Table 3. Output of an experiment with High/Low settings for 6 factors Rows A B C D E F G H J K L Response 1. 1 -1 1 -1 -1 -1 1 1 1 -1 1 80.8 2. 1 1 -1 1 -1 -1 -1 1 1 1 -1 38.8 3. -1 1 1 -1 1 -1 -1 -1 1 1 1 31.6 4. 1 -1 1 1 -1 1 -1 -1 -1 1 1 116.0 5. 1 1 -1 1 1 -1 1 -1 -1 -1 1 38.1 6. 1 1 1 -1 1 1 -1 1 -1 -1 -1 102.5 7. -1 1 1 1 -1 1 1 -1 1 -1 -1 62.5 8. -1 -1 1 1 1 -1 1 1 -1 1 -1 60.3 9. -1 -1 -1 1 1 1 -1 1 1 -1 1 68.7 10. 1 -1 -1 -1 1 1 1 -1 1 1 -1 120.4 11. -1 1 -1 -1 -1 1 1 1 -1 1 1 49.7 12. -1 -1 -1 -1 -1 -1 -1 -1 -1 -1 -1 47.2
(i) Use the Box-Meyer program on the Math420 Web site to find the most likely choice of active factors for the data in Table 3. Analyze all 11 factors in Table 3 together as a control for the 6 factors whose values were actually varied in the data. Recall that one of the advantages of the screens based on the F-statistic and on the Bayesian-model-posterior-probabilities is that they are valid across different model sizes. (That is, 2^1, 2^2, and 2^3 models can be sorted together.) Which submodel has the highest F-statistic? Is it unique? Which submodel has the highest Bayesian posterior probability for submodels? Is it unique? What individual factors (not submodels) have the highest Bayesian posterior probabilities of being active?
(ii) The Box-Meyer program uses model prior probabilities that depend on two parameters: pi, which is the prior probability that any particular factor is active independently of the other factors, and gamma, which is a function of the estimated selection coefficient of active factors to inert factors.
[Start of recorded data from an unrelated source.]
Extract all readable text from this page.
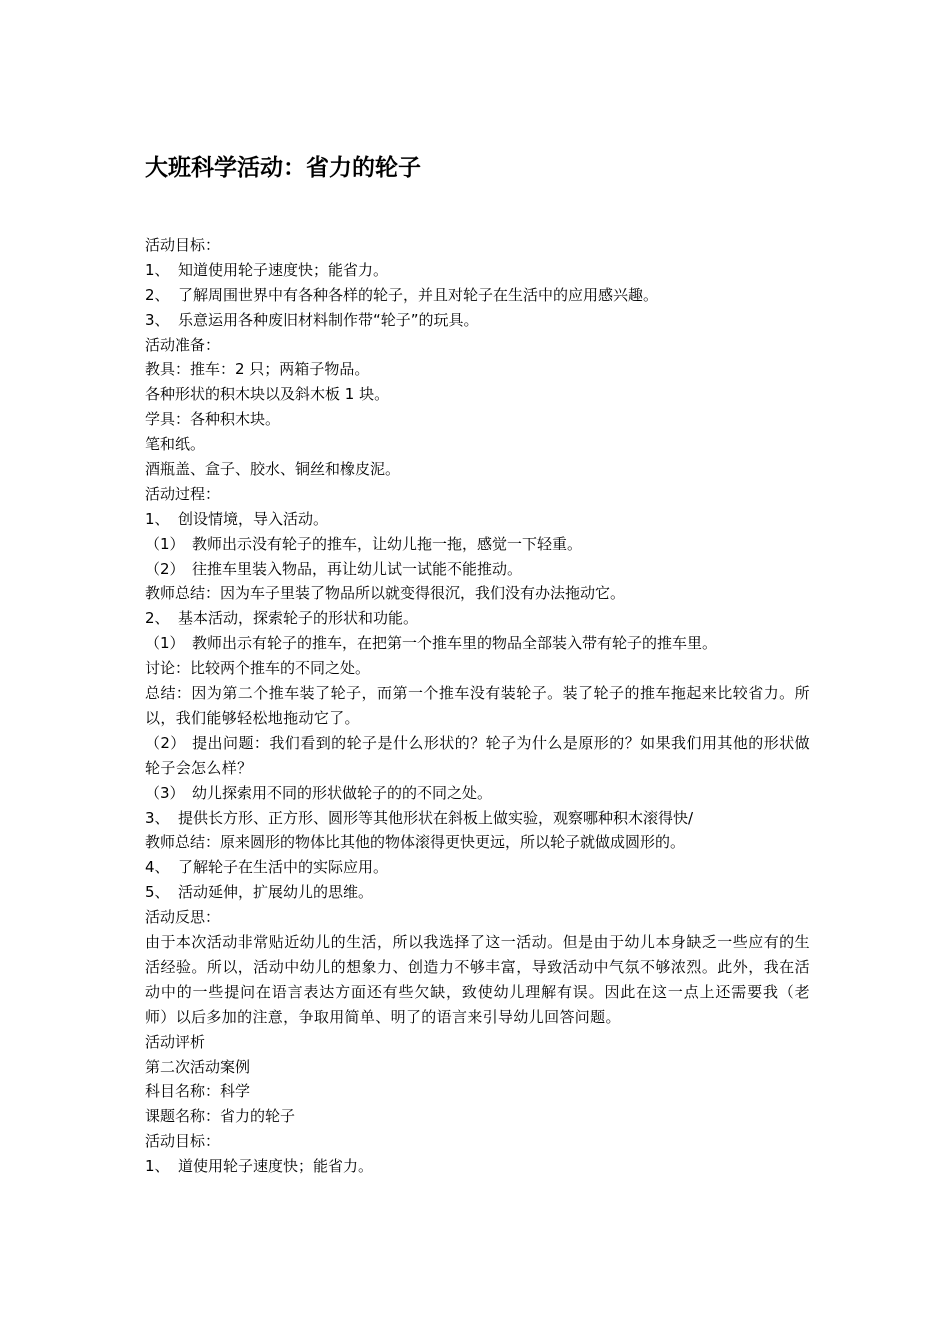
大班科学活动：省力的轮子
活动目标：
1、 知道使用轮子速度快；能省力。
2、 了解周围世界中有各种各样的轮子，并且对轮子在生活中的应用感兴趣。
3、 乐意运用各种废旧材料制作带“轮子”的玩具。
活动准备：
教具：推车：2 只；两箱子物品。
各种形状的积木块以及斜木板 1 块。
学具：各种积木块。
笔和纸。
酒瓶盖、盒子、胶水、铜丝和橡皮泥。
活动过程：
1、 创设情境，导入活动。
（1） 教师出示没有轮子的推车，让幼儿拖一拖，感觉一下轻重。
（2） 往推车里装入物品，再让幼儿试一试能不能推动。
教师总结：因为车子里装了物品所以就变得很沉，我们没有办法拖动它。
2、 基本活动，探索轮子的形状和功能。
（1） 教师出示有轮子的推车，在把第一个推车里的物品全部装入带有轮子的推车里。
讨论：比较两个推车的不同之处。
总结：因为第二个推车装了轮子，而第一个推车没有装轮子。装了轮子的推车拖起来比较省力。所以，我们能够轻松地拖动它了。
（2） 提出问题：我们看到的轮子是什么形状的？轮子为什么是原形的？如果我们用其他的形状做轮子会怎么样？
（3） 幼儿探索用不同的形状做轮子的的不同之处。
3、 提供长方形、正方形、圆形等其他形状在斜板上做实验，观察哪种积木滚得快/
教师总结：原来圆形的物体比其他的物体滚得更快更远，所以轮子就做成圆形的。
4、 了解轮子在生活中的实际应用。
5、 活动延伸，扩展幼儿的思维。
活动反思：
由于本次活动非常贴近幼儿的生活，所以我选择了这一活动。但是由于幼儿本身缺乏一些应有的生活经验。所以，活动中幼儿的想象力、创造力不够丰富，导致活动中气氛不够浓烈。此外，我在活动中的一些提问在语言表达方面还有些欠缺，致使幼儿理解有误。因此在这一点上还需要我（老师）以后多加的注意，争取用简单、明了的语言来引导幼儿回答问题。
活动评析
第二次活动案例
科目名称：科学
课题名称：省力的轮子
活动目标：
1、 道使用轮子速度快；能省力。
The default settings of the program at pi=0.25 and gamma=2.50. Are your conclusions from part (i) robust with respect to these parameters? Re-run the program with the settings pi=0.10, pi=0.80, gamma=1.0, and gamma=11.0 (four different choices of settings). Are your conclusions similar to part (i)? Are the factors that are most likely to be active the same?
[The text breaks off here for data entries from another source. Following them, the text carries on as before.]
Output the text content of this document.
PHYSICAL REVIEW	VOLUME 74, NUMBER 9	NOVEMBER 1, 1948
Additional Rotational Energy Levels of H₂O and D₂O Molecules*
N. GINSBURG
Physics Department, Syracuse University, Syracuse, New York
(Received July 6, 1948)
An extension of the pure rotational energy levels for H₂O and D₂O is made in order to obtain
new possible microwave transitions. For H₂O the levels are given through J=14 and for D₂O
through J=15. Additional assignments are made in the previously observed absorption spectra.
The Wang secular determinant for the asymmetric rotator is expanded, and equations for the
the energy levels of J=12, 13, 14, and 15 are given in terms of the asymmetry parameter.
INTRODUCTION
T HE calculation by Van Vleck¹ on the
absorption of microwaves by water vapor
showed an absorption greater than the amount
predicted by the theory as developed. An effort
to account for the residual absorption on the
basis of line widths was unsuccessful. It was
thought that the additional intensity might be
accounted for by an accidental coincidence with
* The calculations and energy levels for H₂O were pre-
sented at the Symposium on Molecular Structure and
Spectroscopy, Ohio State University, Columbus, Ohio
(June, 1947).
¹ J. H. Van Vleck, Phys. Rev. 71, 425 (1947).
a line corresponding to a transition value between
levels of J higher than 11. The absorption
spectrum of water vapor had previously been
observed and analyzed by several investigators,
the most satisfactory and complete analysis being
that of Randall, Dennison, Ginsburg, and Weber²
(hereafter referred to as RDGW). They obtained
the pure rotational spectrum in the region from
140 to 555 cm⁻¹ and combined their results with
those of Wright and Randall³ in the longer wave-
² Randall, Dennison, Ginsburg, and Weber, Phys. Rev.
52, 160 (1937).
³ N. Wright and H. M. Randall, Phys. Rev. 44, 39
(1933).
(iii) Assume that the submodel that you identified in part (i) contains the active factors and that all of the other factors are inert. Do a 2^3-like factorial design analysis of the data in Table 3 using these active factors. Which of the main effects in this analysis are significant? Which of the interactions? Find the P-values of the significant effects. Is this consistent with your answers in part (i)? (Warning: Since these factors and their interactions are not orthogonal in the 12-run Plackett-Burman design, do not do a linear regression on the High/Low settings. Instead, treat the three factors as categorical or class variables and do a 3-factor full factorial analysis.)
Problem 4. Assume that the Low/High settings for the data in Table 3 were given by
Table 4. Factors and High/Low settings for the data in Table 3 Factor Low High A 2.0 4.0 B 11.0 13.0 C 15.0 18.0 D Light Dark E Stirred Not stirred F 0.01 0.03The experimenter wants to use the information in Tables 3 and 4 to improve the value of the response variable by changing the settings of the three active factors that were found in Problem 3. The other (inert) factors are fixed at their Low setting.
(i) Find the parameter estimates for all 11 factors in the design and sort them in decreasing order. Do any of the estimates appear to stick out on the high or low side? Are these the active factors that were predicted in Problem 3?
(ii) The experimenter wants to carry out additional runs at 5 additional settings in order to increase the value of the response variable. The values that she predicts at new settings will be the estimated regression equation in part (i), with the intercept and the regression coefficients of active factors rounded to two significant figures, and the regression coefficients of inert factors replaced by zero. What is the equation for the response variable at different values of the factors listed in Table 4 that she predicts? (See Section 12.1 in the text for a similar analysis.)
(iii) In general, the direction of fastest ascent of a function w=f(x,y,z) is given by the gradient of f(x,y,z) at (x,y,z). For example, if w=10+2*x+3*y+4*z, the direction of fastest ascent is the vector (2,3,4). Which is the vector direction of fastest ascent for the linear function in part (ii)? If the value of the first active variable is increased by one, by how much should the second and third active variables be changed to stay on the line of fastest ascent?